The place where we in Americanized Christianity have gone wrong is in thinking that we can only belong when people look like us, believe like us, and act like us. We cluster in our collective huddles around our pet theologies and doctrines. We say we are open to the broader family of the faith, but how many of us are breaking bread with fellow Christians who fall on the other side of the political spectrum? How many of us are finding rich connection with fellow brothers and sisters on the other side of the tracks? How many of us are “welcoming the stranger” into our homes and our hearts?
As Christianity has rapidly expanded the last decades, it has touched and is beginning to reach every nation and people group. A report by Pew Research center from 2010 noted: “Christians are geographically widespread – so far-flung, in fact, that no single continent or region can indisputably claim to be the center of global Christianity.” Christianity no longer has a geographic center of leadership or a prominent racial majority. This is a truth that we need to understand. There is no center of global Christianity. God’s work is burning through Asia. It is running through the Middle East. A song is coming up out of Africa. The Americas are hearing of the suffering of so many brethren for the sake of the Gospel in other nations and are starting to realize how much further we have to go.
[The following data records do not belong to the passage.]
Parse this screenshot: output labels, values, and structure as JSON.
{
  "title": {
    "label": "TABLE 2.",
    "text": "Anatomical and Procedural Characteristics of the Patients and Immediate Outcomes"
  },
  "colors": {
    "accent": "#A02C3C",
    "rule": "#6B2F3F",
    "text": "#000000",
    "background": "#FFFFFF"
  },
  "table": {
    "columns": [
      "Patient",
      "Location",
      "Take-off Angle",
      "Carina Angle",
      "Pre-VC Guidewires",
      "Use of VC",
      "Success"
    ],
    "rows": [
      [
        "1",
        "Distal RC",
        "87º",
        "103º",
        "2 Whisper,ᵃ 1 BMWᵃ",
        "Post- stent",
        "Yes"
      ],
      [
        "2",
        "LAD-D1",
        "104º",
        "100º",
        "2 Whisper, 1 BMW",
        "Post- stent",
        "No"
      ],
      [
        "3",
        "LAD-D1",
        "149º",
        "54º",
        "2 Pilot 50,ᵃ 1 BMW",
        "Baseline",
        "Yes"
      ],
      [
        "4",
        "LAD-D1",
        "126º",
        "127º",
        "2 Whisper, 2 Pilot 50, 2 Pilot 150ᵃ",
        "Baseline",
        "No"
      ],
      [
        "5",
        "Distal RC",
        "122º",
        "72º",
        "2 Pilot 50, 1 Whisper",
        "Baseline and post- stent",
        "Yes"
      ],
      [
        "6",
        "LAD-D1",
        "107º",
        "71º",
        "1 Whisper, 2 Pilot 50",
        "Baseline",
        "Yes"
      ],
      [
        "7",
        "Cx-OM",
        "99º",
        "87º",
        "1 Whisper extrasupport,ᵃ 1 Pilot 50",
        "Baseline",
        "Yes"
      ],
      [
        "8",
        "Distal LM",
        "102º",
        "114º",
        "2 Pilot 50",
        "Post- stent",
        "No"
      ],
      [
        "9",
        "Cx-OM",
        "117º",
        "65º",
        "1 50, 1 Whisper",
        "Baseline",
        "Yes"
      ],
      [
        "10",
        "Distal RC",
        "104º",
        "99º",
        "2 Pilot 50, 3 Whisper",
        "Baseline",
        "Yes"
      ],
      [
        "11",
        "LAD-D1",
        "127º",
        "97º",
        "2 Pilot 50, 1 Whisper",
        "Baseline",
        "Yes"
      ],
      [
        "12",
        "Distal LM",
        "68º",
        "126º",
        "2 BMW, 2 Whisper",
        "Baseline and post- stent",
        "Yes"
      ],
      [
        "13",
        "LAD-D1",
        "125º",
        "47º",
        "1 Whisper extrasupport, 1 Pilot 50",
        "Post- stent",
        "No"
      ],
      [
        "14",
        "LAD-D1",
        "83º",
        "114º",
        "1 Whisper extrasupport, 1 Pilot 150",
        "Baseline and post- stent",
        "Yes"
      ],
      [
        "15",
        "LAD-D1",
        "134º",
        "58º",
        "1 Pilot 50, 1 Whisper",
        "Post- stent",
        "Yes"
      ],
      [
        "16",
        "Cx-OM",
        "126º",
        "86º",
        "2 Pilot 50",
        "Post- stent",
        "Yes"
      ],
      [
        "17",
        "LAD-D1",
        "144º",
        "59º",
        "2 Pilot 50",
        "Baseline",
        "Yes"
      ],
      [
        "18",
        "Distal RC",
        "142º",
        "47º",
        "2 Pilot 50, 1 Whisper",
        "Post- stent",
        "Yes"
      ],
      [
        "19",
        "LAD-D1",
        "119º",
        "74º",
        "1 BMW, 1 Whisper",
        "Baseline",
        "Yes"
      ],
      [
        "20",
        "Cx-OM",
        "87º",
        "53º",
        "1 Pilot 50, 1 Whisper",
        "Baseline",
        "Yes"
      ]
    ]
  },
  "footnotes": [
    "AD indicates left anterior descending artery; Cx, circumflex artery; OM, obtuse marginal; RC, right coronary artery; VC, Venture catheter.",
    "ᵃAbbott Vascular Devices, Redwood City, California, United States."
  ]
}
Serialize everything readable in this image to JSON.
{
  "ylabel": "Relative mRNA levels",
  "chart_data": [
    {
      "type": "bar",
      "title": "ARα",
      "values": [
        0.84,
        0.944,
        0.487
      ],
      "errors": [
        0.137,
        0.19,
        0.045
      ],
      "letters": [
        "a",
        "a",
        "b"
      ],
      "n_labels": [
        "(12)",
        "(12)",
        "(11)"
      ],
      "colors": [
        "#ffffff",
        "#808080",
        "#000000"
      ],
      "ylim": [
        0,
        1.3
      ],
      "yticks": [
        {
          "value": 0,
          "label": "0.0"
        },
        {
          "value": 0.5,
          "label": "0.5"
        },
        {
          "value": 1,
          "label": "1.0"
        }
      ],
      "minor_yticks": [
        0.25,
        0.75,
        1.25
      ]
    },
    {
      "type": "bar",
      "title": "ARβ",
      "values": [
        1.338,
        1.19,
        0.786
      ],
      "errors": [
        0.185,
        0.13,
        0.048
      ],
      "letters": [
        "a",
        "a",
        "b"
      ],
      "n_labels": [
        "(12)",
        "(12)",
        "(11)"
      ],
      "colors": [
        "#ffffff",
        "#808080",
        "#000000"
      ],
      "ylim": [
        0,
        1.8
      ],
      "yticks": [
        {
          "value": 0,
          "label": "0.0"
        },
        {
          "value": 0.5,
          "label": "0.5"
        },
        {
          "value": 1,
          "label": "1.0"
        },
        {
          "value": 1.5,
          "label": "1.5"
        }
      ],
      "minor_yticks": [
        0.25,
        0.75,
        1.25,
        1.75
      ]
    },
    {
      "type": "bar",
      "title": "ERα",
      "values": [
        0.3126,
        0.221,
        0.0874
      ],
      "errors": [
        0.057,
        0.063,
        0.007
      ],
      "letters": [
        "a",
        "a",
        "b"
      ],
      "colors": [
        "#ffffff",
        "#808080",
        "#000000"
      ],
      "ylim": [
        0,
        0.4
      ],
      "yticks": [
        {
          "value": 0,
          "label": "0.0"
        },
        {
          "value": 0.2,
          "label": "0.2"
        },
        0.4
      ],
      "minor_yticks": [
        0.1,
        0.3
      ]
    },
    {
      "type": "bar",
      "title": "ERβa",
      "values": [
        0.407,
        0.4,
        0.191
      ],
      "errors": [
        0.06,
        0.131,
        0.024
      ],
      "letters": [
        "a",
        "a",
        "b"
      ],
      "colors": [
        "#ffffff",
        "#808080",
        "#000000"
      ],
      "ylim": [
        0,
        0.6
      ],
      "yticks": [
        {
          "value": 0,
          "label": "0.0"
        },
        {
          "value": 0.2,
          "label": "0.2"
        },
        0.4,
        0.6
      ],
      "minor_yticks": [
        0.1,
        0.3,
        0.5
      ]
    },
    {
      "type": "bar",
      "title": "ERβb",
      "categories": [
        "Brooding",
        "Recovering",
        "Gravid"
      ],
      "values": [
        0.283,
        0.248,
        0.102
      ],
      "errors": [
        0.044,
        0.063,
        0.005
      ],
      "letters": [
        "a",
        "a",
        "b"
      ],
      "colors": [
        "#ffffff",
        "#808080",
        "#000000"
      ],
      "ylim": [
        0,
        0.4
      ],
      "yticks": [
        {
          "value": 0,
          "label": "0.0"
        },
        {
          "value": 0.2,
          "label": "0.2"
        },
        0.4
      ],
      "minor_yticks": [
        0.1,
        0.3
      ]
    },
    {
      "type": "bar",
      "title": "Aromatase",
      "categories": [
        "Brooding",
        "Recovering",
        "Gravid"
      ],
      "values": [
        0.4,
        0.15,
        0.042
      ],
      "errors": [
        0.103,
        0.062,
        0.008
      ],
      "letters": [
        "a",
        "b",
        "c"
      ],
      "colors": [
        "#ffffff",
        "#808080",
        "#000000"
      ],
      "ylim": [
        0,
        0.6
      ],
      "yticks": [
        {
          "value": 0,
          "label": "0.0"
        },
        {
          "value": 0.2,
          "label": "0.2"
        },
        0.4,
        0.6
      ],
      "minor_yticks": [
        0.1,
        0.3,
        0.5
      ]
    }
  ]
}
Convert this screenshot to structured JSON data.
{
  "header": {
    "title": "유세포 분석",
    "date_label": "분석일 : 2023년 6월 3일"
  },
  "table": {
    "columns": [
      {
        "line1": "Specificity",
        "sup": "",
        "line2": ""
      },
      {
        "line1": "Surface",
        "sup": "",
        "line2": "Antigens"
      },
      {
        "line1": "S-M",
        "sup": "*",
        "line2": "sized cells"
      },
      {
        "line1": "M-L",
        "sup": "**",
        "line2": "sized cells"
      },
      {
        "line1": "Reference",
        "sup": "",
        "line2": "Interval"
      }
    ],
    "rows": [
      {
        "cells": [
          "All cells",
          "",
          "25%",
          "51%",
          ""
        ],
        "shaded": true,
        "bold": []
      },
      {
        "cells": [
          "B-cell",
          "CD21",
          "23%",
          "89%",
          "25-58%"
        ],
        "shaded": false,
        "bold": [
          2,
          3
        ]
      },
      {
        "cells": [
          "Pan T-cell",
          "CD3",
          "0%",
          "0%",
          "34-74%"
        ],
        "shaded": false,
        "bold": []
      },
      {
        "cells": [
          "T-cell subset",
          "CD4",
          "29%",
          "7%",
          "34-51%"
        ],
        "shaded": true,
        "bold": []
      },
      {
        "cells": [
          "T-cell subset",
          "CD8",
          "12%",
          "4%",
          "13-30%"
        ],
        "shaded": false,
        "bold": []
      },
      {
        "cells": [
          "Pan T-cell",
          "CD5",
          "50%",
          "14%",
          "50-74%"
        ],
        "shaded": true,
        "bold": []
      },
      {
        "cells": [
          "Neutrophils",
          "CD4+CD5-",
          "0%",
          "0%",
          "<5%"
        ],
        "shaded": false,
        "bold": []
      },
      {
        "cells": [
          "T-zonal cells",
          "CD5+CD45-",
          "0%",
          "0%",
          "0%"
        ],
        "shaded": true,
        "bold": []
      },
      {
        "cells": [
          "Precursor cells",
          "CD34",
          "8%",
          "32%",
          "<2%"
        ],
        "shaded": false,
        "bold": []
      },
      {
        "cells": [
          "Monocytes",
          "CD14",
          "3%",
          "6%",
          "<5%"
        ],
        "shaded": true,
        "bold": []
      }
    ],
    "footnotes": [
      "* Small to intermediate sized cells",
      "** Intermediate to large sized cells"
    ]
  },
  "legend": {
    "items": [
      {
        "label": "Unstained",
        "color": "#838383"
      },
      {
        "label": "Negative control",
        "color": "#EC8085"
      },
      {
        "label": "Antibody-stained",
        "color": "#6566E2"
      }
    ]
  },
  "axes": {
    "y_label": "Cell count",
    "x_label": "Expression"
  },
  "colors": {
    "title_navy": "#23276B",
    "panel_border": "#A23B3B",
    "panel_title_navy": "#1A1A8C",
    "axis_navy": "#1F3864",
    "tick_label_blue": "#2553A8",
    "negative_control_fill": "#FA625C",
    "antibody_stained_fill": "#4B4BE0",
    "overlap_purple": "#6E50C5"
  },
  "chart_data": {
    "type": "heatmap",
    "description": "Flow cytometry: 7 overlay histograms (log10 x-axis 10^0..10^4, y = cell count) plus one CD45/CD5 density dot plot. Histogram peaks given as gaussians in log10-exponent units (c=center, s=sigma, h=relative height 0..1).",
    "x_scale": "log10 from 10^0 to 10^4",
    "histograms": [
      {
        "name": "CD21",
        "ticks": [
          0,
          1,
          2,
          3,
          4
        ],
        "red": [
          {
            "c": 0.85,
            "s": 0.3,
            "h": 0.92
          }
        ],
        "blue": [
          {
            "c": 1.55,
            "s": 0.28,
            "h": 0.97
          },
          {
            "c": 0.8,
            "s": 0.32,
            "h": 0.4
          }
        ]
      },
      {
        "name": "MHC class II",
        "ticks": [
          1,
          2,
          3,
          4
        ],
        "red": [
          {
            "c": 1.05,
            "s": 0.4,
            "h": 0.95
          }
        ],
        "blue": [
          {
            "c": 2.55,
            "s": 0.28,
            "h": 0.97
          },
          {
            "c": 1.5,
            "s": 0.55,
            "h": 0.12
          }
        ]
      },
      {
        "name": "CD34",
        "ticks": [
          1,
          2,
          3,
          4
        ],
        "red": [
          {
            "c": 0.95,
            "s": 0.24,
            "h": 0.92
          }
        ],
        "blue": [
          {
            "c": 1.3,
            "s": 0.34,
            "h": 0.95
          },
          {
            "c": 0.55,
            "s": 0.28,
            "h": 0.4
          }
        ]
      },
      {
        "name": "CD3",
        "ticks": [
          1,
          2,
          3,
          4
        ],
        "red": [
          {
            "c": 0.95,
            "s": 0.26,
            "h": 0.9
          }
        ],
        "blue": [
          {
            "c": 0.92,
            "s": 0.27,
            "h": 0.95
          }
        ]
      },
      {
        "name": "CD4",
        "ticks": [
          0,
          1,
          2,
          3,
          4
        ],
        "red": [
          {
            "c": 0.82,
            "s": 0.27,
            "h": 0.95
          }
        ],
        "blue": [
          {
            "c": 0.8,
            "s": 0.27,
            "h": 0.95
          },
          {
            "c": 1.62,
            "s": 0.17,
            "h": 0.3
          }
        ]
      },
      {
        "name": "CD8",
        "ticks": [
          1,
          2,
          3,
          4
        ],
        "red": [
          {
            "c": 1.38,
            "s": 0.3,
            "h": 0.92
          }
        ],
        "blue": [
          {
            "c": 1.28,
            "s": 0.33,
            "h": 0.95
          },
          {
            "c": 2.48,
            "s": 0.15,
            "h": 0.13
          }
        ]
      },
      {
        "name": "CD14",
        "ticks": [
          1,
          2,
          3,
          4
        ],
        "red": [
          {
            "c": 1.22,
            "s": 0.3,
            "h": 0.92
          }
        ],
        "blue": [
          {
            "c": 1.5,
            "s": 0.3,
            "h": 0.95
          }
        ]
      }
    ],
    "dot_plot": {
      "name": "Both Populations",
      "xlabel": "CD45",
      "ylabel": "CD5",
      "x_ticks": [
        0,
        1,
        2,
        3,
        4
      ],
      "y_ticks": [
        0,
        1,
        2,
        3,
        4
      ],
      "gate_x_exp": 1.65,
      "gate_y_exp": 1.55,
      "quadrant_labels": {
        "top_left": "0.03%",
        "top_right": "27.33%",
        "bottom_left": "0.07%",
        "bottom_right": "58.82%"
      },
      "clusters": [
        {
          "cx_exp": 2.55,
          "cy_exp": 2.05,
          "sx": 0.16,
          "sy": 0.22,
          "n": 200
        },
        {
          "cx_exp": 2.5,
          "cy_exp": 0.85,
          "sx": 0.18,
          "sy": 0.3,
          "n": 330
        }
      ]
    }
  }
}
Christ’s work and His family are stretching across the globe. There is no center. Given these truths, my gentle suggestion is this: let’s get ourselves out of it.
Lord, deliver me from self-centered Christianity, where the preferences of my culture and my particular theological viewpoints are the filter by which I view all other faith expressions. Where my skin color suddenly becomes the color of my God. Show me I am part of something much bigger than myself. Remind me daily that I am nothing more than the stranger who has found a home. As I have been welcomed, let me welcome others into the rich, gracious, diverse family of God and into the cross that unites us. It’s time to get out of the center and to turn our eyes towards the Man who is the center of it all.
Two weeks ago, I had the honor of attending the Nigerian blessing service of my friends’ newborn daughter. Though we were gathered in a fluorescent-lit, tiny building on the outskirts of Atlanta, I felt like I was in another country. As the Yoruba hymns rang out, I did my best in my white, bumbling way to sway with the rhythms of the drums. I was uncomfortable and self-conscious. I felt awkward and alone. However, as the sweet baby was publicly valued, honored, welcomed, and blessed, the Holiness of God filled the sanctuary. I saw the face of my Father in the people gathered. I heard His echo of love as we welcomed the baby into the community. The cultural disparities and our individual differences faded away as the Presence of God sweetly united us. I forgot about being uncomfortable. I forgot about having bad rhythm. In that moment, as a community, we entered into the Presence of Christ, who is and always will be the true center of our faith. Sitting there, in the presence of God together, we tasted the home that is to still to come, the home that awaits us.